We provide one built-in source:
- kafkaconsumer - Events come from a Kafka topic, and are passed to the root nodes as
[]byte
The processing of your application is executed by its nodes which form a processing tree. Data - events - flow down
this tree. A parent node passes results down to it's child nodes. Nodes may process events synchronously or
asynchronously, and must implement the node.SyncNode
or node.AsyncNode
interfaces accordingly.
We provide two built-in node types:
- kafkaproducer - Events are produced onto a kafka topic by an asynchronous producer.
- elasticsearch - Events are bulk indexed into Elasticsearch.
Firebolt has both run and compile-time dependencies on librdkafka
, see Developing
At DigitalOcean, our first use of Firebolt was in our logging pipeline. This pipeline consumes logs from just about every system we run. The diagram below depicts the source and nodes in this application.
This system uses the built-in kafkaconsumer
source (in yellow) and kafkaproducer
and elasticsearch
nodes (in green).
The blue nodes are custom to this application.
Firebolt is intended to address a number of concerns that are common to near-realtime data pipeline applications, making it easy to run a clustered application that scales predictably to handle large data volume.
It is not an analytics tool - it does not provide an easy way to support 'wide operations' like record grouping, windowing, or sorting that require shuffling data within the cluster. Firebolt is for 'straight through' processing pipelines that are not sensitive to the order in which events are processed.
Some of the concerns Firebolt addresses include:
- kafka sources Minimal configuration and no code required to consume from a Kafka topic, consumer lag metrics included
- kafka sinks Same for producing to a Kafka topic
- loose coupling Nodes in the pipeline are loosely coupled, making them easily testable and highly reusable
- simple stream filtering Filter the stream by returning
nil
in your nodes - convenient error handling Send events that fail processing to a kafka topic for recovery or analysis with a few lines of config
- outage recovery: offset management Configurable Kafka offset management during recovery lets you determine the maximum "catch up" to attempt after an outage, so you can quickly get back to realtime processing.
- outage recovery: parallel recovery After an outage, process realtime data and "fill-in" the outage time window in parallel, with a rate limit on the recovery window.
- monitorability Firebolt exposes Prometheus metrics to track the performance of your Source and all Nodes without writing code.

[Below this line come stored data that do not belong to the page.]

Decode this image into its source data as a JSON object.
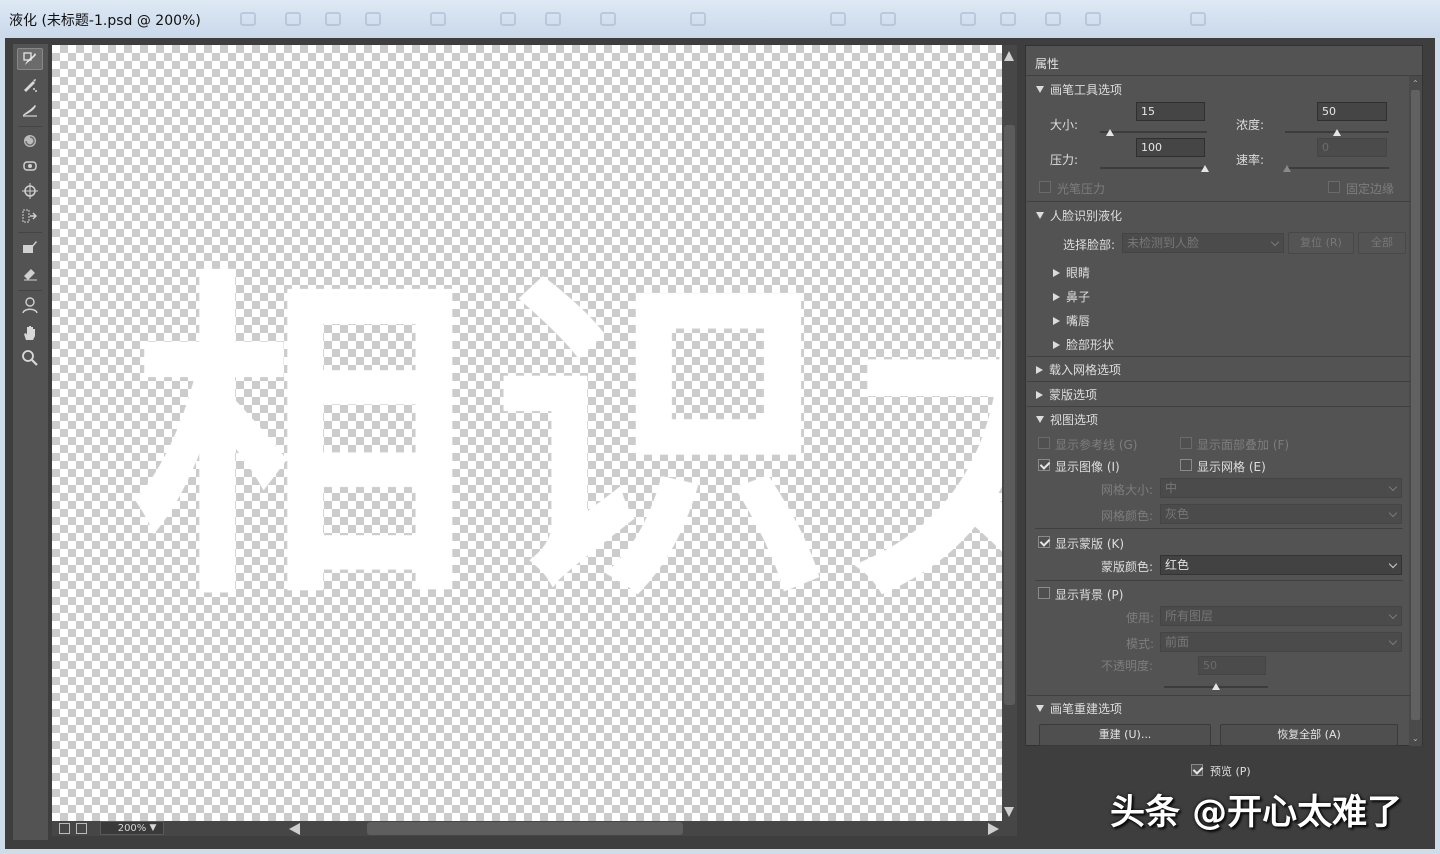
{
  "window": {
    "title": "液化 (未标题-1.psd @ 200%)"
  },
  "canvas": {
    "text": "相识太"
  },
  "status": {
    "zoom": "200%"
  },
  "panel": {
    "header": "属性",
    "brush_tool": {
      "title": "画笔工具选项",
      "size_label": "大小:",
      "size_value": "15",
      "size_level": 0.15,
      "density_label": "浓度:",
      "density_value": "50",
      "density_level": 0.5,
      "pressure_label": "压力:",
      "pressure_value": "100",
      "pressure_level": 1.0,
      "rate_label": "速率:",
      "rate_value": "0",
      "rate_level": 0.0,
      "stylus_label": "光笔压力",
      "pin_edges_label": "固定边缘"
    },
    "face": {
      "title": "人脸识别液化",
      "select_label": "选择脸部:",
      "select_value": "未检测到人脸",
      "reset_button": "复位 (R)",
      "all_button": "全部",
      "items": [
        "眼睛",
        "鼻子",
        "嘴唇",
        "脸部形状"
      ]
    },
    "load_mesh": "载入网格选项",
    "mask": "蒙版选项",
    "view": {
      "title": "视图选项",
      "show_guides": "显示参考线 (G)",
      "show_face_overlay": "显示面部叠加 (F)",
      "show_image": "显示图像 (I)",
      "show_mesh": "显示网格 (E)",
      "mesh_size_label": "网格大小:",
      "mesh_size_value": "中",
      "mesh_color_label": "网格颜色:",
      "mesh_color_value": "灰色",
      "show_mask": "显示蒙版 (K)",
      "mask_color_label": "蒙版颜色:",
      "mask_color_value": "红色",
      "show_backdrop": "显示背景 (P)",
      "use_label": "使用:",
      "use_value": "所有图层",
      "mode_label": "模式:",
      "mode_value": "前面",
      "opacity_label": "不透明度:",
      "opacity_value": "50",
      "opacity_level": 0.5
    },
    "reconstruct": {
      "title": "画笔重建选项",
      "reconstruct_button": "重建 (U)...",
      "restore_button": "恢复全部 (A)"
    }
  },
  "preview_label": "预览 (P)",
  "watermark": "头条 @开心太难了"
}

Your nodes can expose their own custom internal metrics as needed.
- leader election Firebolt uses Zookeeper to conduct leader elections, facilitating any processing that may need to be conducted on one-and-only-one instance.
-
Configuration The configuration file format
-
Execution How Firebolt processes your data
-
Registry Adding node types to the registry
-
Sample Application Code Example code for running the Firebolt executor
-
Sources Implementing and using sources
-
Sync Nodes Implementing and using synchronous nodes
-
Async Nodes Implementing and using asynchronous nodes
-
Leader Election Starting leader election and accessing election results
-
Messaging How to send and receive messages between the components of your system
-
Metrics What metrics are exposed by default, and how to add custom metrics to your nodes
-
Kafka Producer Node for producing events onto a Kafka topic
-
Elasticsearch Node for indexing documents to an Elasticsearch cluster
Firebolt depends on librdkafka v1.3.0 or later. To get started building a firebolt app (or working on firebolt itself), install it following the instructions here.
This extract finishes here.